Another key aim is to keep attracting new members. After the Global Youth Forum in Kuching, the network increased membership by 50%.
“The main task we have before the end of this youth executive committee mandate is to continue to enlarge the number of members of the network to be able to include them tomorrow in a new global strategy, and to have them vote for their representatives, and give their insight for what we could be the next four-year objective,” says Mr Chaillou.
“But the idea is to use the Congress as a moment, to redefine the strategy of the youth committee. And my job as the representative whose mandate will finish in 2021 is to present a report of what has been done over the past years, and show that the reason we’ve done so many projects is not just because the team and the people were great, but also because it’s the first time the youth movement chose its own representatives and we want to prove that when you choose the people to lead you are also more inclusive and available to help, join projects provide resources and join a real movement.
“So the idea is to use what we’ve done as a proof that the ICA and the co-op movement in general should improve and strengthen the youth participation and democracy within the movement to get more and more people and included and also to have more action done.”
Has the role of youth increased within the global co-operative movement? Mr Chaillou thinks important achievements have been made over the past 10 years.

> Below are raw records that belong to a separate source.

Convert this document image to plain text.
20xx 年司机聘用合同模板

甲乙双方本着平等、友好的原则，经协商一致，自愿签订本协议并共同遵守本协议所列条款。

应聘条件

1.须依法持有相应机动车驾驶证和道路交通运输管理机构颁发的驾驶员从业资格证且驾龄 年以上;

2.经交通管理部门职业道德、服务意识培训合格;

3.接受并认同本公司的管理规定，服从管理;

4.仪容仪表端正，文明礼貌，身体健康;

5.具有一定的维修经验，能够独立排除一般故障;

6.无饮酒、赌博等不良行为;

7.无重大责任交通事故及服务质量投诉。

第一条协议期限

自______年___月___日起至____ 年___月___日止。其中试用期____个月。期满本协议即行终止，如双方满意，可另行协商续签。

“It’s interesting to see that youth is no longer just about the future of the movement. It is now described as the present of the movement, as something we need to do now and not in the future.”
His place on the global board of the ICA has given him the chance to contribute to setting out the ICA’s strategy, he adds.
“I don’t feel like someone who would just have to talk only about the youth aspect. So, at the global level I think it’s done,” he says, adding that more things could be achieved on regional and sectorial boards, some of which do not currently have youth representation.
“I discovered the movement six years ago. I see a huge difference in between co-operative concerns six or seven years ago and now in terms of inclusivity. Things are moving in the right direction.”